第15話
汽車が蒸気吐き出しながら、ゆっくりと動き出した。
ガタン、ガタンと揺れる椅子の上、マギーは駅から見送るニルに小さく手を振った。ニルの首には懐中時計は無く、今はマギーの首にぶら下がっている。
時間を守るんだよ。ニルは必要以上の心配からか、大事な懐中時計をマギーに預けたのだ。
少しずつ汽車は速度を上げ、次第に駅が遠のく。次第にニルの姿が見えなくなると、マギーは窓を閉じた。
薄暗い車内を照らすのは、薄明るい車内灯の他は、皆が持っているランタンの灯りだ。疎らな車内で三つ四つと薄ぼんやりと輝いていた。
その朝一番の静かな車内、マギーはノアをじっと見た。
「……ねえ、本当に」
「此処は夢だよ」
何度、同じ事を訊いただろう。何度尋ねても答えは同じだったが、その度にノアははっきりと答えた。
「じゃあ、どうして私は目が覚めないの?」
「……君が拒絶しているからさ」
それまで、穏やかな顔を保っていたノアの顔つきが変わった。
冷ややかで、無情な瞳がマギーを見る。
「君が、現実を受け入れないと目は覚めない」
「でも、現実って何?」
ノアは、一度マギーから目を逸らし、俯くも決意したのか再び顔を上げた。
「ここに来る前、僕は本当の君に会ったよ」
物悲しげに、ノアは静かに語り出した。
ガタン、ガタンと揺れる汽車の中、歪んだ車内放送が流れるも耳に入っては来ない。
「この世界は、君が大切にしていた物で出来上がってる。星屑物語の絵本、君が友達と称していた人形達、星を模った回り灯籠……他にも色々あったよ」
そして、その御伽話に囲まれた君は眠ったままだと最後に溢した。
「それが現実?」
「そう、そして君が目覚める日を待っている人がいる事もね」
「誰?」
マギーは何気無く尋ねつもりだったが、その言葉でノアの顔色は暗くなってしまった。
「君は、本当に何も覚えていないんだね」
「……ごめん」
「いや、君みたいなケースは初めてだ。大抵は切っ掛けを与えると、少しずつ記憶が広がっていくんだけど、君は記憶が無い事が分かっても夢の自覚が現れない。困ったもんだ」
「……難しいわ」
はっきりと話すノアは、別人だった。それまでマギーに合わせていたとでも言うように、姿形は変わらずとも話し方も話す内容も大人びている。

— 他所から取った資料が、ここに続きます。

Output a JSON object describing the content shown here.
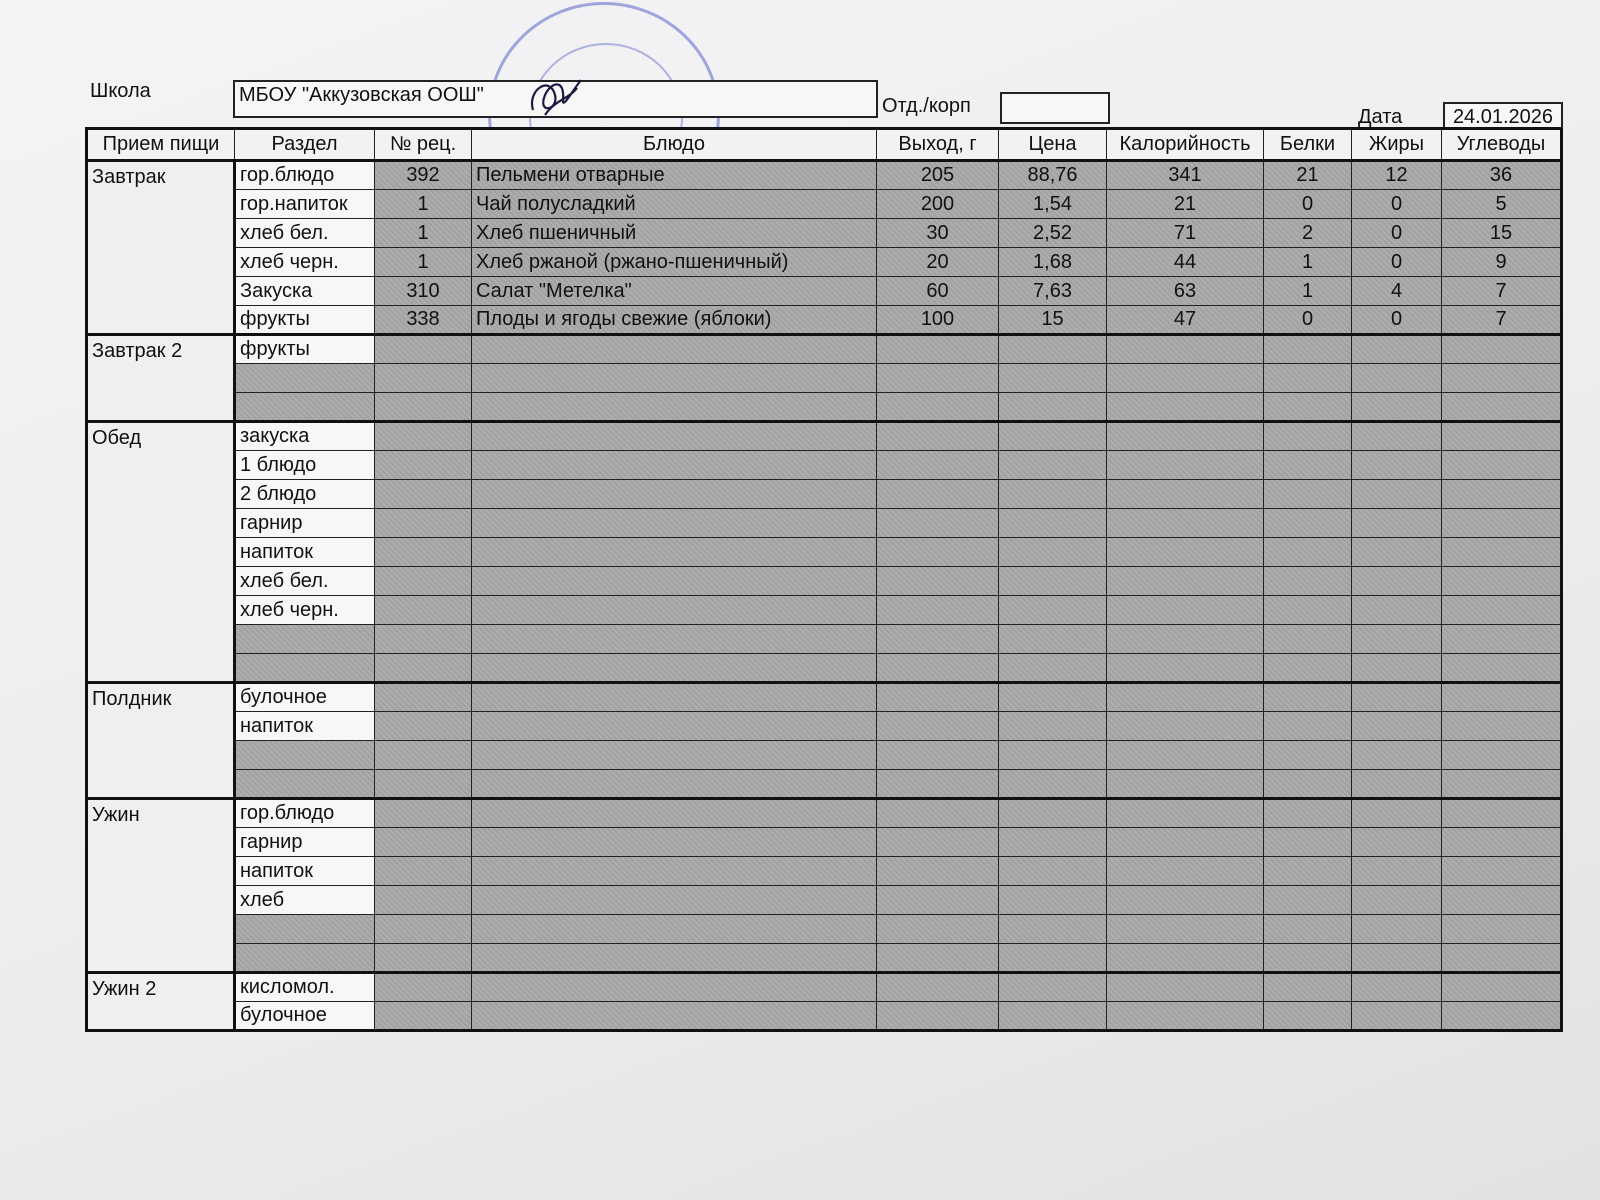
{
  "header": {
    "school_label": "Школа",
    "school_value": "МБОУ \"Аккузовская ООШ\"",
    "dept_label": "Отд./корп",
    "dept_value": "",
    "date_label": "Дата",
    "date_value": "24.01.2026"
  },
  "stamp": {
    "text": "МБОУ \"Аккузовская ООШ\""
  },
  "columns": [
    "Прием пищи",
    "Раздел",
    "№ рец.",
    "Блюдо",
    "Выход, г",
    "Цена",
    "Калорийность",
    "Белки",
    "Жиры",
    "Углеводы"
  ],
  "meals": [
    {
      "name": "Завтрак",
      "rows": [
        {
          "section": "гор.блюдо",
          "recipe": "392",
          "dish": "Пельмени отварные",
          "yield": "205",
          "price": "88,76",
          "kcal": "341",
          "protein": "21",
          "fat": "12",
          "carbs": "36"
        },
        {
          "section": "гор.напиток",
          "recipe": "1",
          "dish": "Чай полусладкий",
          "yield": "200",
          "price": "1,54",
          "kcal": "21",
          "protein": "0",
          "fat": "0",
          "carbs": "5"
        },
        {
          "section": "хлеб бел.",
          "recipe": "1",
          "dish": "Хлеб пшеничный",
          "yield": "30",
          "price": "2,52",
          "kcal": "71",
          "protein": "2",
          "fat": "0",
          "carbs": "15"
        },
        {
          "section": "хлеб черн.",
          "recipe": "1",
          "dish": "Хлеб ржаной (ржано-пшеничный)",
          "yield": "20",
          "price": "1,68",
          "kcal": "44",
          "protein": "1",
          "fat": "0",
          "carbs": "9"
        },
        {
          "section": "Закуска",
          "recipe": "310",
          "dish": "Салат \"Метелка\"",
          "yield": "60",
          "price": "7,63",
          "kcal": "63",
          "protein": "1",
          "fat": "4",
          "carbs": "7"
        },
        {
          "section": "фрукты",
          "recipe": "338",
          "dish": "Плоды и ягоды свежие (яблоки)",
          "yield": "100",
          "price": "15",
          "kcal": "47",
          "protein": "0",
          "fat": "0",
          "carbs": "7"
        }
      ]
    },
    {
      "name": "Завтрак 2",
      "rows": [
        {
          "section": "фрукты"
        },
        {
          "section": ""
        },
        {
          "section": ""
        }
      ]
    },
    {
      "name": "Обед",
      "rows": [
        {
          "section": "закуска"
        },
        {
          "section": "1 блюдо"
        },
        {
          "section": "2 блюдо"
        },
        {
          "section": "гарнир"
        },
        {
          "section": "напиток"
        },
        {
          "section": "хлеб бел."
        },
        {
          "section": "хлеб черн."
        },
        {
          "section": ""
        },
        {
          "section": ""
        }
      ]
    },
    {
      "name": "Полдник",
      "rows": [
        {
          "section": "булочное"
        },
        {
          "section": "напиток"
        },
        {
          "section": ""
        },
        {
          "section": ""
        }
      ]
    },
    {
      "name": "Ужин",
      "rows": [
        {
          "section": "гор.блюдо"
        },
        {
          "section": "гарнир"
        },
        {
          "section": "напиток"
        },
        {
          "section": "хлеб"
        },
        {
          "section": ""
        },
        {
          "section": ""
        }
      ]
    },
    {
      "name": "Ужин 2",
      "rows": [
        {
          "section": "кисломол."
        },
        {
          "section": "булочное"
        }
      ]
    }
  ]
}
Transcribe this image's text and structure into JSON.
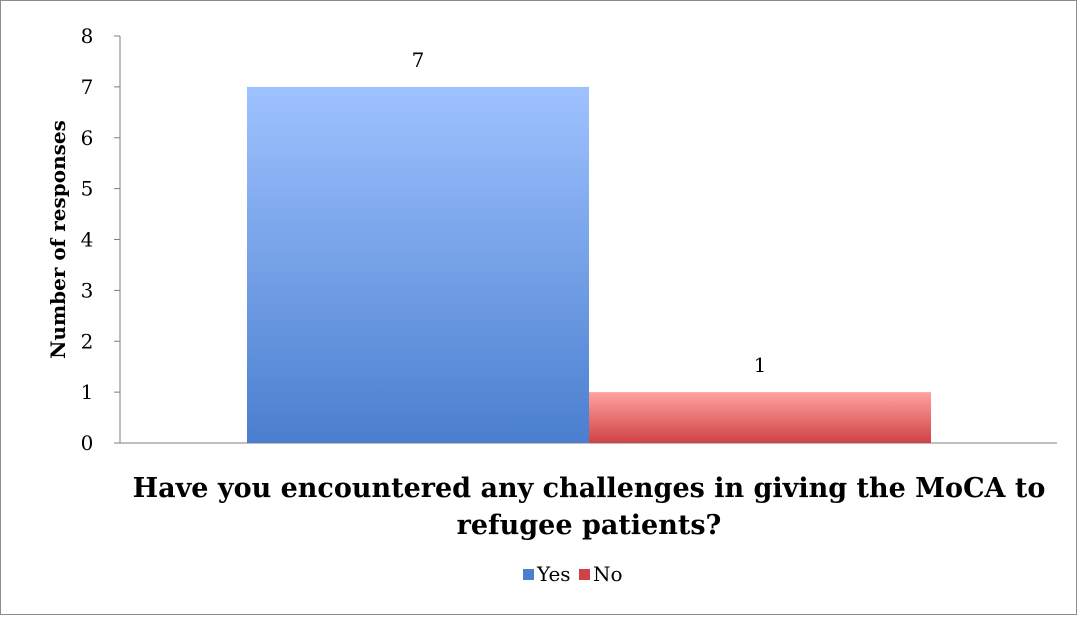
{
  "chart_data": {
    "type": "bar",
    "xlabel": "Have you encountered any challenges in giving the MoCA to refugee patients?",
    "ylabel": "Number of responses",
    "ylim": [
      0,
      8
    ],
    "yticks": [
      0,
      1,
      2,
      3,
      4,
      5,
      6,
      7,
      8
    ],
    "grid": false,
    "legend": "bottom",
    "series": [
      {
        "name": "Yes",
        "values": [
          7
        ],
        "color": "#4a7fcf",
        "color_light": "#9fc2ff"
      },
      {
        "name": "No",
        "values": [
          1
        ],
        "color": "#cf4245",
        "color_light": "#ffa3a0"
      }
    ]
  }
}
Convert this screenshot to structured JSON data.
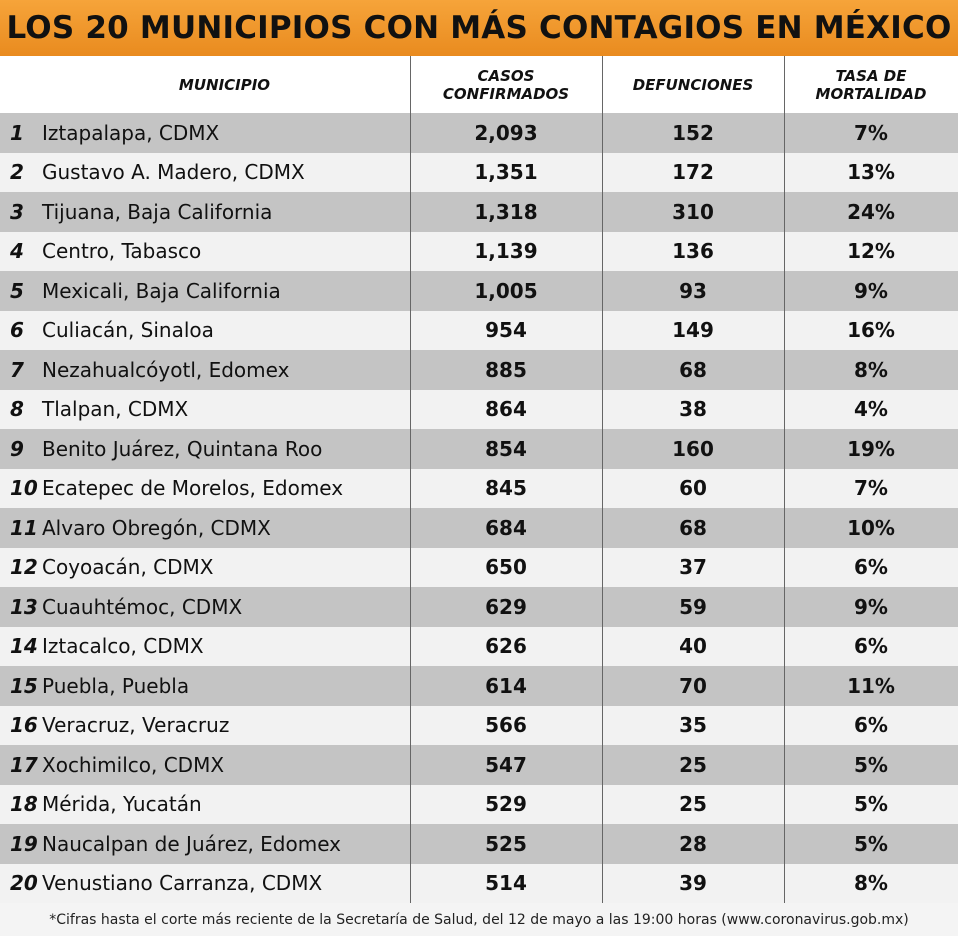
{
  "title": "LOS 20 MUNICIPIOS CON MÁS CONTAGIOS EN MÉXICO",
  "columns": {
    "municipio": "MUNICIPIO",
    "casos": "CASOS\nCONFIRMADOS",
    "defunciones": "DEFUNCIONES",
    "tasa": "TASA DE\nMORTALIDAD"
  },
  "footnote": "*Cifras hasta el corte más reciente de la Secretaría de Salud, del 12 de mayo a las 19:00 horas (www.coronavirus.gob.mx)",
  "chart_data": {
    "type": "table",
    "title": "LOS 20 MUNICIPIOS CON MÁS CONTAGIOS EN MÉXICO",
    "columns": [
      "MUNICIPIO",
      "CASOS CONFIRMADOS",
      "DEFUNCIONES",
      "TASA DE MORTALIDAD"
    ],
    "rows": [
      {
        "rank": "1",
        "municipio": "Iztapalapa, CDMX",
        "casos": "2,093",
        "defunciones": "152",
        "tasa": "7%"
      },
      {
        "rank": "2",
        "municipio": "Gustavo A. Madero, CDMX",
        "casos": "1,351",
        "defunciones": "172",
        "tasa": "13%"
      },
      {
        "rank": "3",
        "municipio": "Tijuana, Baja California",
        "casos": "1,318",
        "defunciones": "310",
        "tasa": "24%"
      },
      {
        "rank": "4",
        "municipio": "Centro, Tabasco",
        "casos": "1,139",
        "defunciones": "136",
        "tasa": "12%"
      },
      {
        "rank": "5",
        "municipio": "Mexicali, Baja California",
        "casos": "1,005",
        "defunciones": "93",
        "tasa": "9%"
      },
      {
        "rank": "6",
        "municipio": "Culiacán, Sinaloa",
        "casos": "954",
        "defunciones": "149",
        "tasa": "16%"
      },
      {
        "rank": "7",
        "municipio": "Nezahualcóyotl, Edomex",
        "casos": "885",
        "defunciones": "68",
        "tasa": "8%"
      },
      {
        "rank": "8",
        "municipio": "Tlalpan, CDMX",
        "casos": "864",
        "defunciones": "38",
        "tasa": "4%"
      },
      {
        "rank": "9",
        "municipio": "Benito Juárez, Quintana Roo",
        "casos": "854",
        "defunciones": "160",
        "tasa": "19%"
      },
      {
        "rank": "10",
        "municipio": "Ecatepec de Morelos, Edomex",
        "casos": "845",
        "defunciones": "60",
        "tasa": "7%"
      },
      {
        "rank": "11",
        "municipio": "Alvaro Obregón, CDMX",
        "casos": "684",
        "defunciones": "68",
        "tasa": "10%"
      },
      {
        "rank": "12",
        "municipio": "Coyoacán, CDMX",
        "casos": "650",
        "defunciones": "37",
        "tasa": "6%"
      },
      {
        "rank": "13",
        "municipio": "Cuauhtémoc, CDMX",
        "casos": "629",
        "defunciones": "59",
        "tasa": "9%"
      },
      {
        "rank": "14",
        "municipio": "Iztacalco, CDMX",
        "casos": "626",
        "defunciones": "40",
        "tasa": "6%"
      },
      {
        "rank": "15",
        "municipio": "Puebla, Puebla",
        "casos": "614",
        "defunciones": "70",
        "tasa": "11%"
      },
      {
        "rank": "16",
        "municipio": "Veracruz, Veracruz",
        "casos": "566",
        "defunciones": "35",
        "tasa": "6%"
      },
      {
        "rank": "17",
        "municipio": "Xochimilco, CDMX",
        "casos": "547",
        "defunciones": "25",
        "tasa": "5%"
      },
      {
        "rank": "18",
        "municipio": "Mérida, Yucatán",
        "casos": "529",
        "defunciones": "25",
        "tasa": "5%"
      },
      {
        "rank": "19",
        "municipio": "Naucalpan de Juárez, Edomex",
        "casos": "525",
        "defunciones": "28",
        "tasa": "5%"
      },
      {
        "rank": "20",
        "municipio": "Venustiano Carranza, CDMX",
        "casos": "514",
        "defunciones": "39",
        "tasa": "8%"
      }
    ]
  },
  "colors": {
    "title_orange": "#f0962c",
    "row_dark": "#c4c4c4",
    "row_light": "#f2f2f2"
  }
}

「今日、僕と二人で出かける機会を作ったのは、知りたかったからだろう?」
ガタン、ガタンと汽車が揺れる。マギーは揺れる窓に合わせて景色を見た。勿論、窓の外は只の暗闇だ。
マギーにとって、それは当たり前で、今も現実だった。
記憶が無くとも、例え、ノアがどれだけ説明しようとも、違和感だけが残った現実だった。
「……分からないの」
「マギー、夢ってのは君の思想の反映だ。君が願えば……君が本物と思えばこの世界は現実だ。でも、それが虚像と知れば夢は崩れ落ちる」
「……また、難しい事言うのね」
「夢は……嘘の世界に浸るのは楽しいよ。全てが理想で出来ているからね。でも、そんな嘘の世界の外側で、君のお母さんはずっと待ってるよ」
それまで暗闇の向こうを見ていたマギーの視線がノアに戻った。ノアの目は真剣だった。紺碧色の瞳が、しっかりとマギーを見つめて、真実を告げていた。